Sometimes, when we traveled for his business, he'd be in meetings and ask me to meet him at a pre-function where I'd find hundreds of people and where I was often one of the few females in attendance. 

In a sea of men, you'd think it would be easy to find your husband but it's not, especially when they're all dressed similarly either in jackets with dress shirts and ties or business suits. 

I always felt more "whole" when I found him and somewhat lost when I couldn't.

Fast Forward 

Now I was listening to the story of someone whose life paralleled mine but moved in a direction I am most grateful has not been my fate.

However, I often wonder what life would have been like without my daughter, so often a source of strength and continuity. 

Oh, we have our times, life is like that, but we have the same mother/daughter relationship I was so fortunate to have with my mother. That's why when I found out "late in life" I was expecting again I was overjoyed with the possibility and then the confirmation I was expecting a girl, a daughter,

But I digress.

My "old friend" with whom I'd lost touch as we often do when we move in different directions after leaving a group, had lost her youngest son to an accident while he was travelling out of the country. She'd had two sons, just as we had, their oldest being in the same class as our oldest.

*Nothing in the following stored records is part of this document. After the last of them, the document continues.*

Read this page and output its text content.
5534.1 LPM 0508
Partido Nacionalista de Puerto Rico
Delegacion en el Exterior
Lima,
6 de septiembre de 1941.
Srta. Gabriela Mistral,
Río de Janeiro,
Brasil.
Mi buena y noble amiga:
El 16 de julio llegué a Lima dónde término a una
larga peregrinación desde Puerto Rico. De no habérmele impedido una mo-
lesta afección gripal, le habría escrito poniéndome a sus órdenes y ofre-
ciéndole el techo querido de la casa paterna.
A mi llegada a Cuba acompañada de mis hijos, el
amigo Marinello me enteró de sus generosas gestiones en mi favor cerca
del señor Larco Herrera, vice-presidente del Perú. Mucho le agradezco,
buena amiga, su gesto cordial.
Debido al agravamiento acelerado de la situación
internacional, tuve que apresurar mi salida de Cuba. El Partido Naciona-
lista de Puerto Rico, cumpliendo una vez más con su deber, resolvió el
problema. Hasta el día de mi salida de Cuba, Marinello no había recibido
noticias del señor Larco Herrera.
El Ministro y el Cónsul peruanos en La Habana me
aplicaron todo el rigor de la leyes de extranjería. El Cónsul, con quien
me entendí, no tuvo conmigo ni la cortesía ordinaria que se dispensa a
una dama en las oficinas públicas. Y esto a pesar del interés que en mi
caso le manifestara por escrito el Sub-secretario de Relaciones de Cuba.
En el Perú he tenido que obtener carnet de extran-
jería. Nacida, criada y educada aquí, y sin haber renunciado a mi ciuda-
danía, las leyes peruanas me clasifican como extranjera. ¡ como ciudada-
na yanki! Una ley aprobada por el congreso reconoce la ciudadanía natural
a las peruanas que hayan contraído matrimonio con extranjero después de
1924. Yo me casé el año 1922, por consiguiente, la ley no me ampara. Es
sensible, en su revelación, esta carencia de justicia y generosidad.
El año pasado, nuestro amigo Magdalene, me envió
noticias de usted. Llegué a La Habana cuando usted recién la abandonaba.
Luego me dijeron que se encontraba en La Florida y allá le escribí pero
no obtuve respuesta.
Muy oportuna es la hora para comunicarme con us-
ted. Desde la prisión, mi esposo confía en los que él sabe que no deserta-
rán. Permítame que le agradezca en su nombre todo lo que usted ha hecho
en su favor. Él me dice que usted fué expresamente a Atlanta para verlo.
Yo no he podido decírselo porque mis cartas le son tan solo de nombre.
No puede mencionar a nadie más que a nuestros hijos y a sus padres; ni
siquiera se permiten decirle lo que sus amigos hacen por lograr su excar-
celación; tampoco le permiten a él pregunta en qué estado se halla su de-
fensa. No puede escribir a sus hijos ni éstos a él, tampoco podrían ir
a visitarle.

Within just a few months that followed this tragedy, her husband passed. We had slightly longer, our double family tragedy lasted through many medical challenges and diseases that moved slower.

Now, I'm told, she's had a stroke and is living in an Assisted Living facility. 

Two stories of loss and extreme change. It comes with age, many would say. No. Just another episode in life.

I remember losses and medical challenges along this life's journey. 

The cousin with recurring Breast cancer and finally getting a double mastectomy.

A cousin whose mother died of Ovarian Cancer and she was thinking of having a hysterectomy when she suddenly passed totally unexpected of an Aneurysm.

A nephew's wife killed in a car accident followed within a little over a year by his own death in a car accident and suddenly our becoming Guardians of a little girl, their daughter, just a couple of weeks older than our own daughter.

The stories were many. The stories were varied. The losses were great and they weren't always after lengthy or long lives.

Light and Darkness. Joy and Pain. Life and Death. In many variations we move together, apart and back again as we weave this fabric of ourselves.